Xiaojing An; Priyanka Ghosh; Patrick Keppler; Sureyya Emre Kurt; Sriram Krishnamoorthy; Ponnuswamy Sadayappan; Aravind Sukumaran Rajam; Ümit V Çatalyürek; Ananth Kalyanaraman

doi:10.1016/j.isci.2022.105273

BOA: A partitioned view of genome assembly

iScience. 2022 Oct 8;25(11):105273. doi: 10.1016/j.isci.2022.105273. eCollection 2022 Nov 18.

Authors

Xiaojing An¹, Priyanka Ghosh², Patrick Keppler³, Sureyya Emre Kurt⁴, Sriram Krishnamoorthy⁵, Ponnuswamy Sadayappan⁴, Aravind Sukumaran Rajam³, Ümit V Çatalyürek^{1

6}, Ananth Kalyanaraman³

Affiliations

¹ School of Computational Science and Engineering, Georgia Institute of Technology, Atlanta, GA 30332, USA.
² National Center for Biotechnology Information, National Library of Medicine, National Institutes of Health, Bethesda, MD 20894, USA.
³ School of Electrical Engineering and Computer Science, Washington State University, Pullman, WA 99164, USA.
⁴ School of Computing, University of Utah, Salt Lake City, UT 84112, USA.
⁵ Google, Mountain View, CA 94043, USA.
⁶ Amazon Web Services, Seattle, WA 98109, USA.

Abstract

De novo genome assembly is a fundamental problem in computational molecular biology that aims to reconstruct an unknown genome sequence from a set of short DNA sequences (or reads) obtained from the genome.
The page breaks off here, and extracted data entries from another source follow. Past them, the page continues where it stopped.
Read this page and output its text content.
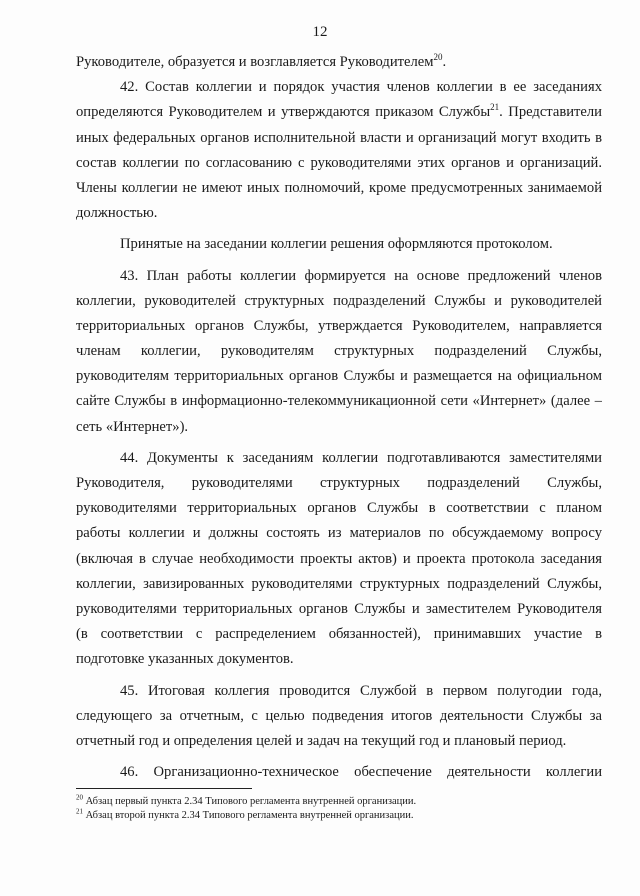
12
Руководителе, образуется и возглавляется Руководителем$^{20}$.
42. Состав коллегии и порядок участия членов коллегии в ее заседаниях
определяются Руководителем и утверждаются приказом Службы$^{21}$. Представители
иных федеральных органов исполнительной власти и организаций могут входить в
состав коллегии по согласованию с руководителями этих органов и организаций.
Члены коллегии не имеют иных полномочий, кроме предусмотренных занимаемой
должностью.
Принятые на заседании коллегии решения оформляются протоколом.
43. План работы коллегии формируется на основе предложений членов
коллегии, руководителей структурных подразделений Службы и руководителей
территориальных органов Службы, утверждается Руководителем, направляется
членам коллегии, руководителям структурных подразделений Службы,
руководителям территориальных органов Службы и размещается на официальном
сайте Службы в информационно-телекоммуникационной сети «Интернет» (далее –
сеть «Интернет»).
44. Документы к заседаниям коллегии подготавливаются заместителями
Руководителя, руководителями структурных подразделений Службы,
руководителями территориальных органов Службы в соответствии с планом
работы коллегии и должны состоять из материалов по обсуждаемому вопросу
(включая в случае необходимости проекты актов) и проекта протокола заседания
коллегии, завизированных руководителями структурных подразделений Службы,
руководителями территориальных органов Службы и заместителем Руководителя
(в соответствии с распределением обязанностей), принимавших участие в
подготовке указанных документов.
45. Итоговая коллегия проводится Службой в первом полугодии года,
следующего за отчетным, с целью подведения итогов деятельности Службы за
отчетный год и определения целей и задач на текущий год и плановый период.
46. Организационно-техническое обеспечение деятельности коллегии
$^{20}$ Абзац первый пункта 2.34 Типового регламента внутренней организации.
$^{21}$ Абзац второй пункта 2.34 Типового регламента внутренней организации.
The relative ordering of the reads along the target genome is not known a priori, which is one of the main contributors to the increased complexity of the assembly process. In this article, with the dual objective of improving assembly quality and exposing a high degree of parallelism, we present a partitioning-based approach. Our framework, BOA (bucket-order-assemble), uses a bucketing alongside graph- and hypergraph-based partitioning techniques to produce a partial ordering of the reads. This partial ordering enables us to divide the read set into disjoint blocks that can be independently assembled in parallel using any state-of-the-art serial assembler of choice. Experimental results show that BOA improves both the overall assembly quality and performance.

Keywords: Algorithms; Bioinformatics; Genomics; High-performance computing in bioinformatics.